In Bulgarien fährt ein Provinzpolitiker in einem angeblich 200.000 Euro teuren Rolls Royce zu Wahlveranstaltungen. Das kommt aber in einem Land, in welchem der monatliche Brutto-Durchschnittslohn bei unter 1000 Euro liegt, eher schlecht an. (1) Doch der Politiker, Bencho Benchev, verteidigt seine exzentrischen Auftritte.
So sagte Benchev, er habe sich nichts vorzuwerfen. Vielmehr habe er sein Geld ehrlich verdient und stelle sich gerne einer Steuerprüfung.
Zudem erklärte er weiter, es habe sich zu keinem Zeitpunkt jemand darüber geärgert, dass er mit landwirtschaftlichen Geräten, wie Mähdreschern, über seine Farm gefahren sei. Doch koste jedes dieser großen Geräte leicht ebenfalls „über 200.000 Euro“. (2)
Dennoch kritisiert beispielsweise der Führer der bulgarischen BSP-Partei, Kornelia Ninova, es sei ein Unding, wenn ein Politiker zu seinen Wählern, welche jeden Cent umdrehen müssen, so protzig vorfahre.
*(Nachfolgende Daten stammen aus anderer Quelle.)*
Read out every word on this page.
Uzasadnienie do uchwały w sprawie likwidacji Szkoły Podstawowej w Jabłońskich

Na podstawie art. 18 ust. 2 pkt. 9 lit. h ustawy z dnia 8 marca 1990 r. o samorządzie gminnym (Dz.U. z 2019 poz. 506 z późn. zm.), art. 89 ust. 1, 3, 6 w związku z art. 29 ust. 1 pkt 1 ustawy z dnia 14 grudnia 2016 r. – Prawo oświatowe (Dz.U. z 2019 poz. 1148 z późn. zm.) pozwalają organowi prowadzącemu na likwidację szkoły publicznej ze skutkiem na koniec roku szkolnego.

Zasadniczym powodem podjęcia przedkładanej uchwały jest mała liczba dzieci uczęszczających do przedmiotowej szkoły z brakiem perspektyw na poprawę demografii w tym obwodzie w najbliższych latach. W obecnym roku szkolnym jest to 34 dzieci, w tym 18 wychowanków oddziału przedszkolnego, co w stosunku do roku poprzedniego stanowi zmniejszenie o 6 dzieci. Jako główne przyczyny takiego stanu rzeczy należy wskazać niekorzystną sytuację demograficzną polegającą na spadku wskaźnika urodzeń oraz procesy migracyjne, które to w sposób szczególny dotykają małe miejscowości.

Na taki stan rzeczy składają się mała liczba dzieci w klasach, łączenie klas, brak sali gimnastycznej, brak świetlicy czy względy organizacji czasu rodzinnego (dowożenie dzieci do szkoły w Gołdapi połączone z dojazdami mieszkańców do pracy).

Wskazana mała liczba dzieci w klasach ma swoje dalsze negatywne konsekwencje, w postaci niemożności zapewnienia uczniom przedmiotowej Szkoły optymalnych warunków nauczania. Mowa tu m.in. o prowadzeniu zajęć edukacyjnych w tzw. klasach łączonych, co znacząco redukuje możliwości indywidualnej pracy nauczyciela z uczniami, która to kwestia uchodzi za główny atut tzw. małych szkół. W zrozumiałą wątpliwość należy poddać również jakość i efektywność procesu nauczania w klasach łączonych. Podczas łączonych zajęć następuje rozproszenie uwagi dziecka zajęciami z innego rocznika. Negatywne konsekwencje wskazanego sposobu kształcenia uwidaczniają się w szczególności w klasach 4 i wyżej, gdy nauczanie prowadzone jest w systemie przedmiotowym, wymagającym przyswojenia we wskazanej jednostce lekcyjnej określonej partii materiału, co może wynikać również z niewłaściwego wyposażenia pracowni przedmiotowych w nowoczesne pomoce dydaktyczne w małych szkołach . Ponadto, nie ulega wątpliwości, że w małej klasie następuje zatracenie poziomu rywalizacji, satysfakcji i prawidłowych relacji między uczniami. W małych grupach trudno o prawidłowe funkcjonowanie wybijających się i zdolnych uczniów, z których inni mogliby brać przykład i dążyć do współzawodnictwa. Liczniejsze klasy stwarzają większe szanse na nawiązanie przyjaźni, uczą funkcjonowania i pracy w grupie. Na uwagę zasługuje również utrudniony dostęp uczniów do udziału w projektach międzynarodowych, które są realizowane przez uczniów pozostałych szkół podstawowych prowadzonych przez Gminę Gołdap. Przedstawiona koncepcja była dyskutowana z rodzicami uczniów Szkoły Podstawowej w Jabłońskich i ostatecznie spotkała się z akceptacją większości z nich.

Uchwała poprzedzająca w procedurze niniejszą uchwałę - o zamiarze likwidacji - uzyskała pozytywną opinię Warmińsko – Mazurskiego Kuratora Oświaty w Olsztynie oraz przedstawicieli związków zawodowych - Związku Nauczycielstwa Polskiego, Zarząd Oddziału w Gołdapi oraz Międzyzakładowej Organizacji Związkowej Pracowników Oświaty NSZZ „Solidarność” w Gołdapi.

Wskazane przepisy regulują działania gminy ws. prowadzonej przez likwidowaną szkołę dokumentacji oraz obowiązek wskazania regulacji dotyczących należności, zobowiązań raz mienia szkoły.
Benchev wiederum erklärte seine Leidenschaft für sein Luxusgefährt mit den Worten, ein Rolls sei nicht langsamer, als ein Bentley. Deshalb habe er beschlossen, einen Rolls-Royce zu nehmen. Dies habe er auch deshalb getan, da er müde gewesen sei, Mähdrescher zu fahren:
„Ich habe drei Mähdrescher, die kosten mehr als ein Rolls-Royce, doch niemand kritisiert den Mähdrescher, sie alle schießen auf das Auto.“
Der 65-Jährige Geschäftsmann macht sein Geld neben der Agrarwirtschaft im Bau. Für seine Unternehmen zahle er im Jahr angeblich rund 10 Millionen Bulgarische Leva (BGN) Steuern, umgerechnet 5,1 Millionen Euro. Hinzu komme, dass er sich vielfältig sozialpolitisch einsetze:
- So sei er Mitglied der bulgarischen Union der Rentner und setze sich dort für die Belange von Senioren ein: Beispielsweise habe er für hilfsbedürftige Ruheständler Mittel zum Beheizen gegeben.
- Zudem habe er für einem Senioren-Club 12.000 Leva gespendet, umgerechnet 6136 Euro. Damit habe das Clubdach wieder repariert werden können.
- Obendrein spende er sein Gehalt als stellvertretender Vorsitzender des Gemeinderats.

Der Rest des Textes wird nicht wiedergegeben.